Yes, I said.  Then those loud thoughts in my mind chanted.  Don’t ask. Don’t ask. Don’t ask.

Several years ago, my husband and I bought some life insurance policies; a nurse came to our house to take some vials of blood and took our family history.

How did your father die?  She asked.

He died of a gunshot wound to the head, I said. My answer tumbled out of my mouth full of anger. She looked like I had slapped her.

It’s been seventeen years since my father’s suicide, and those questions still bother me.  Some ask if he’s still alive and when I answer in a monotone no, they might ask how.  The answer sticks in my throat like someone’s stuffed cotton down it.

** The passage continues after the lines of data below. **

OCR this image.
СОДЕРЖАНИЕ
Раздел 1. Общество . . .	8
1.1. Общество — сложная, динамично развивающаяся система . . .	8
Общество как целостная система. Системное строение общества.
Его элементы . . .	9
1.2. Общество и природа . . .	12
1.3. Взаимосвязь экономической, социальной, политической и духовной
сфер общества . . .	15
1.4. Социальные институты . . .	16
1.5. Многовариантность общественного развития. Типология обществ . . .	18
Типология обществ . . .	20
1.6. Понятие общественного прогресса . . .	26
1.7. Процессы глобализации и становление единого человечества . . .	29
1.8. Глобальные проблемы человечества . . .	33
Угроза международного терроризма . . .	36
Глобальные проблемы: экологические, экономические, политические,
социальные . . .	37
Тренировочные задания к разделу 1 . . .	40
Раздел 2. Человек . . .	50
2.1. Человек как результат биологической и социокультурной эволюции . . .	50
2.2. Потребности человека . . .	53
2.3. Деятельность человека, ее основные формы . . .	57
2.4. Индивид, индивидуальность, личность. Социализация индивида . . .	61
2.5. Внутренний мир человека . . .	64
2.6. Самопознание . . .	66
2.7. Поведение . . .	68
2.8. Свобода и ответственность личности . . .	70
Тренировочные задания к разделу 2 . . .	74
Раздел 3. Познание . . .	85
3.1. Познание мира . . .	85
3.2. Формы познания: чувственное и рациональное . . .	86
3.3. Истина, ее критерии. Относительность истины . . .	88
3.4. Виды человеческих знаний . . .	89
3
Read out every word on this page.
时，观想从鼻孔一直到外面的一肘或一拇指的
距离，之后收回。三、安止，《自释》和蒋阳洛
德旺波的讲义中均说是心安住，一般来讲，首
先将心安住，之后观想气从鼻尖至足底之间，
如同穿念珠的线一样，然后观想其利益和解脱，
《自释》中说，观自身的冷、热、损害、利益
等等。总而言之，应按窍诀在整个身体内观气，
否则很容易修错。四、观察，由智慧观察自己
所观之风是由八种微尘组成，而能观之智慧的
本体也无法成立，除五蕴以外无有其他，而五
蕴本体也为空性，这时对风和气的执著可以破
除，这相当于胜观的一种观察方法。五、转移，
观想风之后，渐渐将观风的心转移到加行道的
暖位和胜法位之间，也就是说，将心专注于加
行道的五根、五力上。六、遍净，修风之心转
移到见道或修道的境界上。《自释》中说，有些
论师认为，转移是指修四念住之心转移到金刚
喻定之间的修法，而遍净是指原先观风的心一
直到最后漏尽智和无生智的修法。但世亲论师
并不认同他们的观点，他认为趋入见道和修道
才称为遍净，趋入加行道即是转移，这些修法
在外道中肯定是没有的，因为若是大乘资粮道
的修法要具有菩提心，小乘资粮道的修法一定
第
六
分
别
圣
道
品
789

I am just now realizing my anxiety comes from shame.  It’s one thing to feel shame; it’s another to realize I’m actually feeling shame.

Ahh, shame is slippery and is such a shitty feeling. It comes out sideways. I have wanted to blame others for making me feel shame.  Like that poor nurse.  You know.  How dare she ask me that question!  Or shame can stay inside and constipate.  I have pretended I’m fine and not let friends comfort me. Sometimes, I’ve had the insane thought that even God couldn’t comfort me.

Anyone who’s lost a loved one to suicide needs and deserves comfort not shame.